Ciumeşti lies in the county's western region, 50 km from Satu Mare and 13 km from Carei. Its territory extends up to the Hungarian border. It only became an independent municipality in 2004, after 3 villages (Ciumeşti, Berea and Viişoara) were detached from Sanislău. The 2002 census registered 1444 inhabitants for these 3 villages, 1238 of them living in Ciumeşti, 197 in Berea and 9 in Viişoara.

Ciumeşti lies in the contact zone of fertile plains and the sand dunes of Carei Plain on the precincts of a human settlement that dates back to the Bronze Age. However, more important findings of the place are Celtic necropolises from the Iron Age. In the 1960's a very rare iron helmet was discovered in a princely grave, decorated with a bird of prey. Its original is in Bucharest, but the Satu Mare County Museum also has one of its copies exhibited. Archeological researches discovered several Celtic graves, as well as traces of a settlement.

Ciumeşti was first mentioned in 1306 in a written document. It was part of the Kaplony clan's property, becoming later that of its descendents, the Csomaközy family. Besides the Csomaközys, the Károlyi, Vetési and Bagosi families also owned parts of the village.
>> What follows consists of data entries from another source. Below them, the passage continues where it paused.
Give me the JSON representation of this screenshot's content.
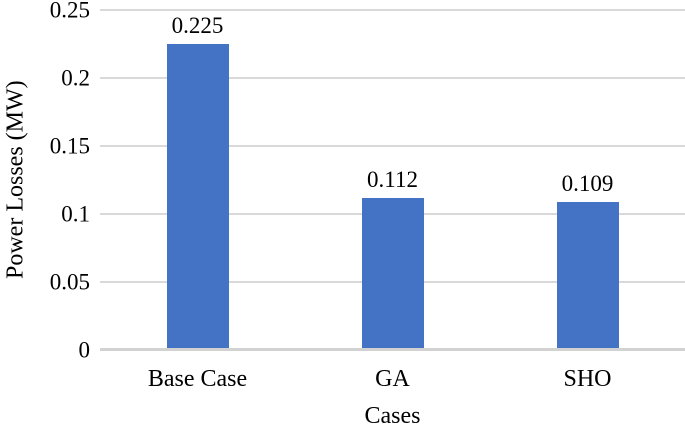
{
  "chart_data": {
    "type": "bar",
    "title": "",
    "xlabel": "Cases",
    "ylabel": "Power Losses (MW)",
    "categories": [
      "Base Case",
      "GA",
      "SHO"
    ],
    "values": [
      0.225,
      0.112,
      0.109
    ],
    "data_labels": [
      "0.225",
      "0.112",
      "0.109"
    ],
    "yticks": [
      "0",
      "0.05",
      "0.1",
      "0.15",
      "0.2",
      "0.25"
    ],
    "ylim": [
      0,
      0.25
    ],
    "grid": "horizontal-gridlines-on",
    "legend": "none",
    "colors": {
      "bar": "#4472C4",
      "gridline": "#D9D9D9",
      "axis_line": "#D2D2D2",
      "text": "#000000",
      "background": "#FFFFFF"
    }
  }
}
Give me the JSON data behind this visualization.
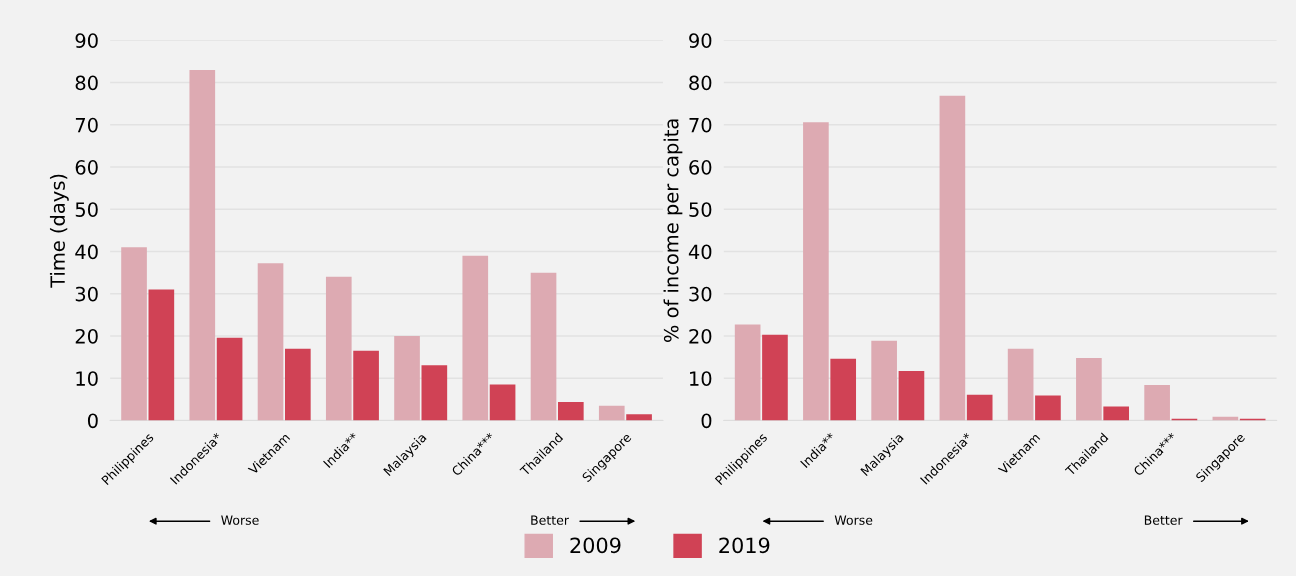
{
  "chart_data": [
    {
      "type": "bar",
      "ylabel": "Time (days)",
      "categories": [
        "Philippines",
        "Indonesia*",
        "Vietnam",
        "India**",
        "Malaysia",
        "China***",
        "Thailand",
        "Singapore"
      ],
      "series": [
        {
          "name": "2009",
          "color": "#ddaab2",
          "values": [
            41,
            83,
            37.2,
            34,
            20,
            39,
            35,
            3.5
          ]
        },
        {
          "name": "2019",
          "color": "#d04255",
          "values": [
            31,
            19.6,
            17,
            16.5,
            13.1,
            8.5,
            4.4,
            1.5
          ]
        }
      ],
      "ylim": [
        0,
        90
      ],
      "yticks": [
        0,
        10,
        20,
        30,
        40,
        50,
        60,
        70,
        80,
        90
      ],
      "grid": "y",
      "legend": "bottom",
      "annotations": [
        "Worse",
        "Better"
      ]
    },
    {
      "type": "bar",
      "ylabel": "% of income per capita",
      "categories": [
        "Philippines",
        "India**",
        "Malaysia",
        "Indonesia*",
        "Vietnam",
        "Thailand",
        "China***",
        "Singapore"
      ],
      "series": [
        {
          "name": "2009",
          "color": "#ddaab2",
          "values": [
            22.7,
            70.6,
            18.9,
            76.9,
            17,
            14.8,
            8.4,
            0.9
          ]
        },
        {
          "name": "2019",
          "color": "#d04255",
          "values": [
            20.3,
            14.6,
            11.7,
            6.1,
            5.9,
            3.3,
            0.4,
            0.4
          ]
        }
      ],
      "ylim": [
        0,
        90
      ],
      "yticks": [
        0,
        10,
        20,
        30,
        40,
        50,
        60,
        70,
        80,
        90
      ],
      "grid": "y",
      "legend": "bottom",
      "annotations": [
        "Worse",
        "Better"
      ]
    }
  ]
}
In 1768, after the exctinction of the Csomaközy family, their share became the property of the Mészáros family, who encouraged the settling of Krauts. At the beginning of the XXth century, the most important owners were the Degenfeld counts. Ciumeşti also suffered great losses in 1945 due to the deportation of its German inhabitants. Almost 150 Krauts were taken to work camps in the USSR.

The village's economy is dominated by agriculture. Its efficiency is supervised by „Schamagosch" agricultural association that grows plants and breeds livestock as well. Wine growing is also important, the area's wines are becoming more and more famous.
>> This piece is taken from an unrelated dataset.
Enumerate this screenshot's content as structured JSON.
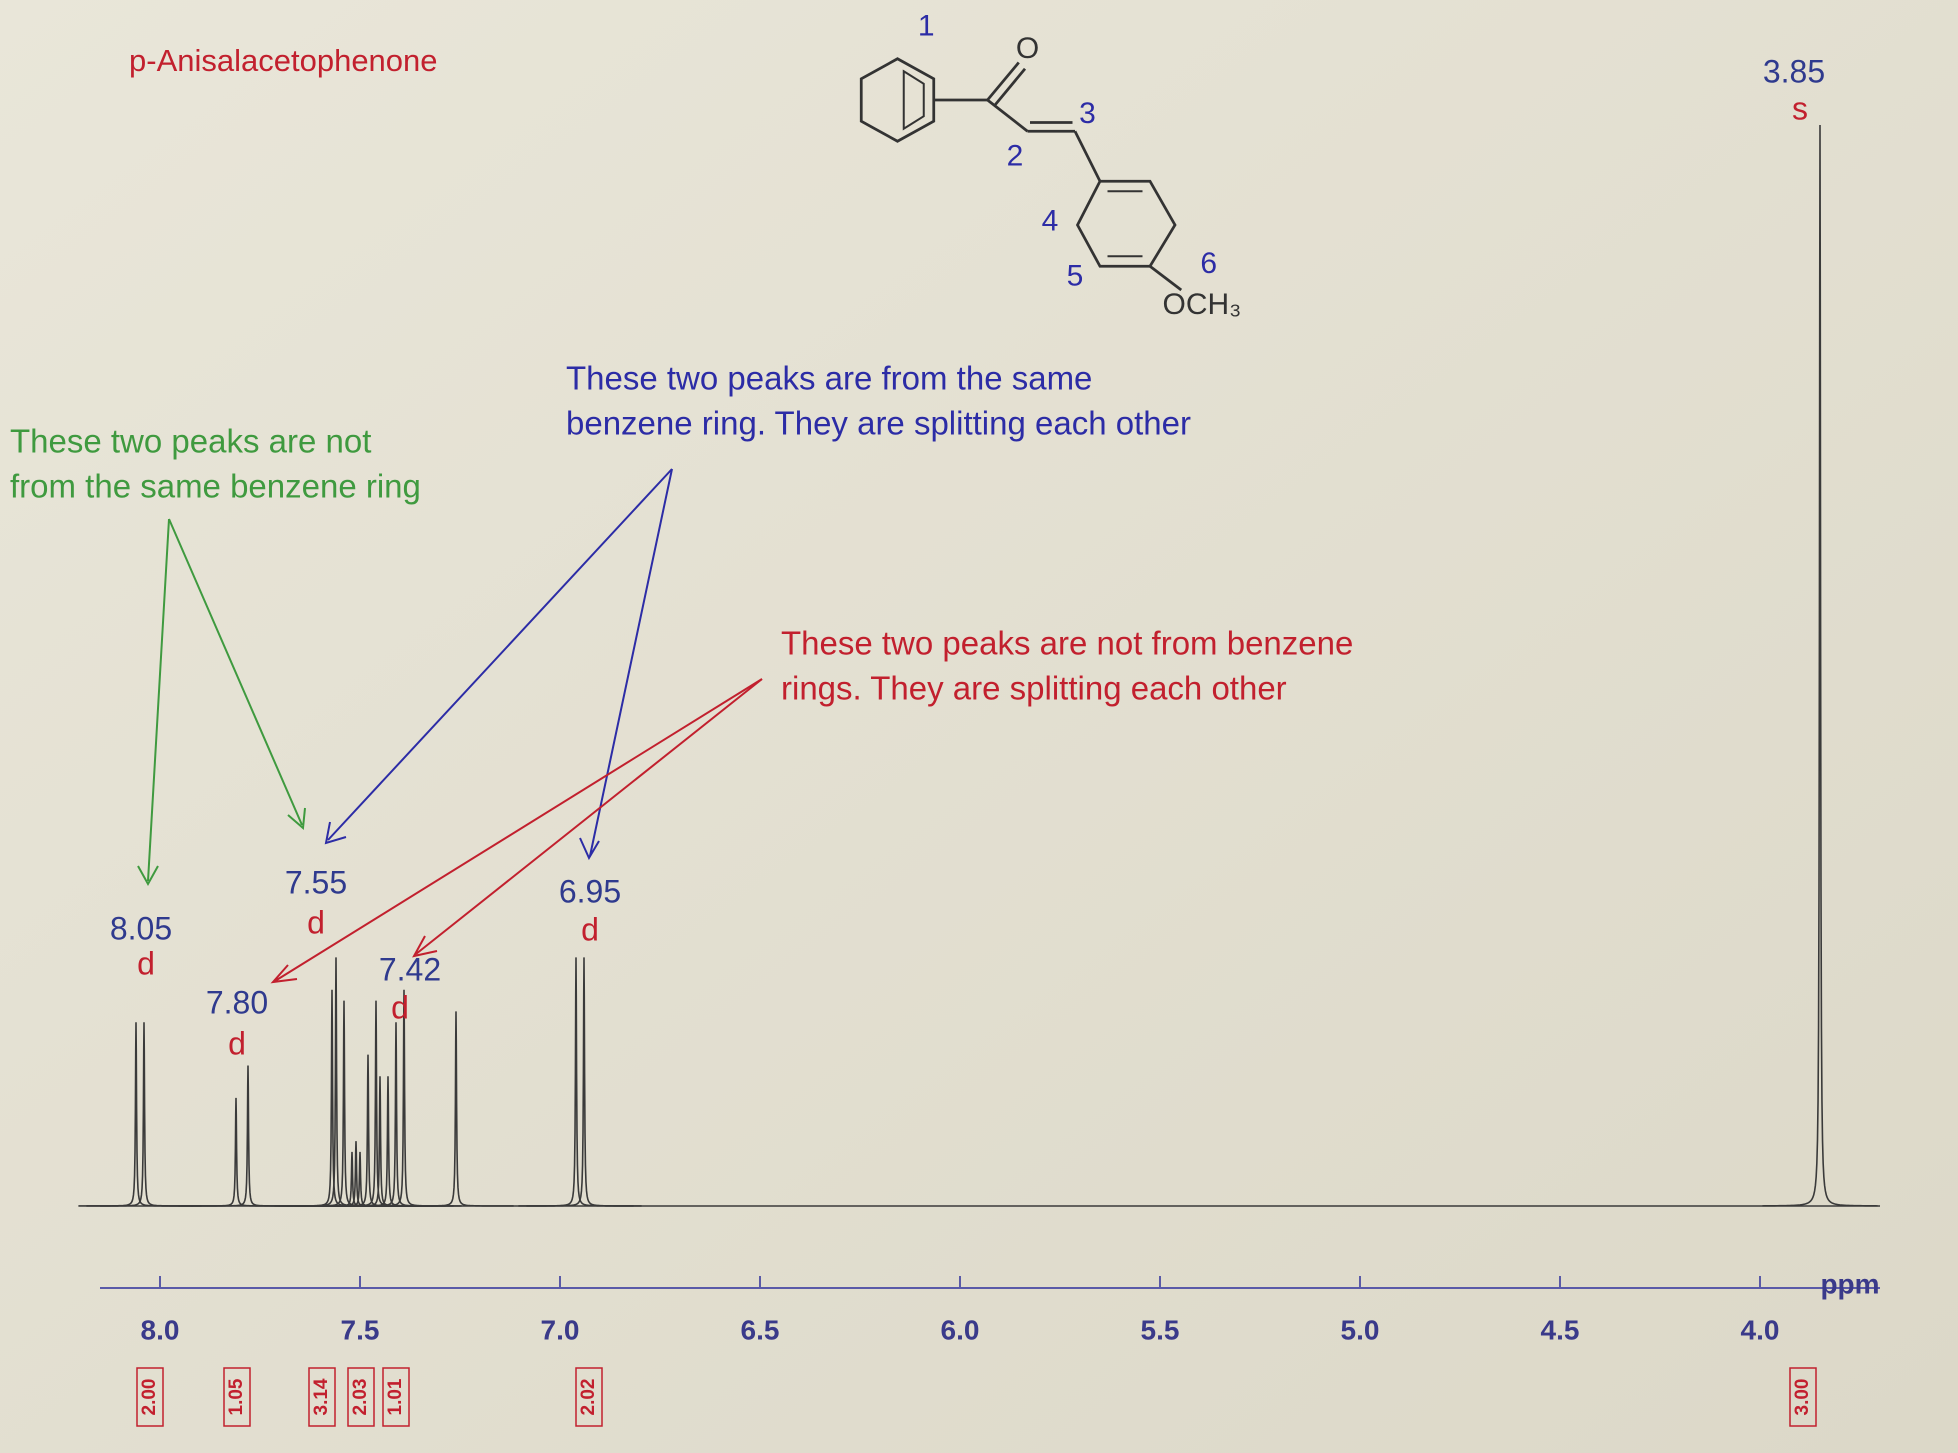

The old Calvinist church (initially a Roman Catholic one) is the oldest building of the village. It was built in the XVth century's Gothic style, without a tower. The wooden belfry was added in the XIXth century. The church is out of use today and its dilapidation is obvious. The few Calvinists of the village use the neighbouring Berea's church.
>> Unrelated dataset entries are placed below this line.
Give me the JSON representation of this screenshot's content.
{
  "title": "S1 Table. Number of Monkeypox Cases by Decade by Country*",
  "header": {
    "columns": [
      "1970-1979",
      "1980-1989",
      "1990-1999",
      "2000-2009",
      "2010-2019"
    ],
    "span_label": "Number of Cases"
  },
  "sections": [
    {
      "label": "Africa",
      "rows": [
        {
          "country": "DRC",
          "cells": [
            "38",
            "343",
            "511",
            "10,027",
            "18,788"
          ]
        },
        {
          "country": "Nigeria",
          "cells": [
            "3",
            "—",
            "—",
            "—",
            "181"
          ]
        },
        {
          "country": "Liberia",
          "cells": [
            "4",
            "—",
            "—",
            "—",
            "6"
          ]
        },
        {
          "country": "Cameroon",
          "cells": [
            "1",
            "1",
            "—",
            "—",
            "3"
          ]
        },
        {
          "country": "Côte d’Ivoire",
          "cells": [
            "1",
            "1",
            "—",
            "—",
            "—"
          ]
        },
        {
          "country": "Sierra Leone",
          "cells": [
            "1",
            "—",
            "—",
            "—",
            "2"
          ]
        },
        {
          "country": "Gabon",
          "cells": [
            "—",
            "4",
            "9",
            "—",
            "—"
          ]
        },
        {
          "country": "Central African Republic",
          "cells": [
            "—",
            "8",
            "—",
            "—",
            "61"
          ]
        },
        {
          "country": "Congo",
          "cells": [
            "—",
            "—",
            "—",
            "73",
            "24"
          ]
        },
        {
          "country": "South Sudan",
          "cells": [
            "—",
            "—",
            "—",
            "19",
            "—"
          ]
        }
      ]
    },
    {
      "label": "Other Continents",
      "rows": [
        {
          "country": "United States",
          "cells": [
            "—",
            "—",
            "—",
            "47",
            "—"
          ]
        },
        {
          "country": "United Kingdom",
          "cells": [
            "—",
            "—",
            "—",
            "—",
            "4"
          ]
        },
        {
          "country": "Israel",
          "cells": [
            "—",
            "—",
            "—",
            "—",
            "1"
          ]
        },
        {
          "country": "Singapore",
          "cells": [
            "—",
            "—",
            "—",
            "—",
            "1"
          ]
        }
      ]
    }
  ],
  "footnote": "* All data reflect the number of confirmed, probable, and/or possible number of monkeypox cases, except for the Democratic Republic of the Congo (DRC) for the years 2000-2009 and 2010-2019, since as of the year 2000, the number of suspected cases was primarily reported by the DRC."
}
The Orthodox church, dedicated to Saint Michael and Gabriel Archangels was built in 1794 and is a branch of Horea parish. The Roman Catholic church, dedicated to King Saint Steven was built between 1854-1856 and has the most worshippers in the village. There are two more Roman Catholic chapels in the two cemeteries, one is dedicated to the Blessed Virgin, the other one to Saint Ignatus of Loyola.